Spectroscopic investigations into the binding of hydrogen sulfide to synthetic picket-fence porphyrins.

The reversible binding of hydrogen sulfide (H2S) to hemeprotein sites has been attributed to several factors, likely working in concert, including the protected binding pocket environment, proximal hydrogen bond interactions, and iron ligation environment. To investigate the importance of a sterically-constrained, protected environment on sulfide reactivity with heme centers, we report here the reactivity of H2S and HS(-) with the picket-fence porphyrin system. Our results indicate that the picket-fence porphyrin does not bind H2S in the ferric or ferrous state. By contrast, reaction of the ferric scaffold with HS(-) results in reduction to the ferrous species, followed by ligation of one equivalent of HS(-), as evidenced by UV-vis, NMR spectroscopy and mass spectrometry studies. Measurement of the HS(-) binding affinities in the picket-fence or tetraphenyl porphyrin systems revealed identical binding. Taken together, these results suggest that the protected, sterically-constrained binding pocket alone is not the primary contributor for stabilization of ferric H2S/HS(-) species in model systems, but that other interactions, such as hydrogen bonding, must play a critical role in facilitation of reversible interactions in ferric hemes.

NBu4SH provides a convenient source of HS(-) soluble in organic solution for H2S and anion-binding research.

Hydrogen sulfide (H2S) has gained significant interest within the scientific community due to its expanding roles in different (patho)physiological processes. Despite this importance, the chemical mechanisms by which H2S exerts its action remain under-scrutinized. Biomimetic investigations in organic solution offer the potential to clarify these mechanisms and to delineate the differential reactivity between H2S and HS(-). However, such studies are hampered by the lack of readily-available sources of HS(-) that are soluble in organic solution. Here we present a simple method for preparing analytically pure tetrabutylammonium hydrosulfide (NBu4SH), which we anticipate will be of significant utility to researchers in the H2S and anion-binding communities.

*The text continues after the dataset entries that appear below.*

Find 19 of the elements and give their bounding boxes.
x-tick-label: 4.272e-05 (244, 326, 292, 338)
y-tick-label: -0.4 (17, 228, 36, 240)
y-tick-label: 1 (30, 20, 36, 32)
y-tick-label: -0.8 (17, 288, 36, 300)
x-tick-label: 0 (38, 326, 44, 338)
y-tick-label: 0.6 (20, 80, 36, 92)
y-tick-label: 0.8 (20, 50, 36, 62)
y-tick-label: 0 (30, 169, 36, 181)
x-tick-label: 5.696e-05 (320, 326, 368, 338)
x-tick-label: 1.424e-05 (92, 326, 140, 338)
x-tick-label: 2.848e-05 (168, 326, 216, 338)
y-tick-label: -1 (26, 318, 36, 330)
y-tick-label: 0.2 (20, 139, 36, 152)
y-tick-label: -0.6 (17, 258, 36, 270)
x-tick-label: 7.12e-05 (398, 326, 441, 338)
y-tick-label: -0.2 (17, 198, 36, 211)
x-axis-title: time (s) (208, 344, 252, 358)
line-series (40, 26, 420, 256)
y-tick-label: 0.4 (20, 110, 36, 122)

Chemically reversible reactions of hydrogen sulfide with metal phthalocyanines.

Hydrogen sulfide (H2S) is an important signaling molecule that exerts action on various bioinorganic targets. Despite this importance, few studies have investigated the differential reactivity of the physiologically relevant H2S and HS(-) protonation states with metal complexes. Here we report the distinct reactivity of H2S and HS(-) with zinc(II) and cobalt(II) phthalocyanine (Pc) complexes and highlight the chemical reversibility and cyclability of each metal. ZnPc reacts with HS(-), but not H2S, to generate [ZnPc-SH](-), which can be converted back to ZnPc by protonation. CoPc reacts with HS(-), but not H2S, to form [Co(I)Pc](-), which can be reoxidized to CoPc by air. Taken together, these results demonstrate the chemically reversible reaction of HS(-) with metal phthalocyanine complexes and highlight the importance of H2S protonation state in understanding the reactivity profile of H2S with biologically relevant metal scaffolds.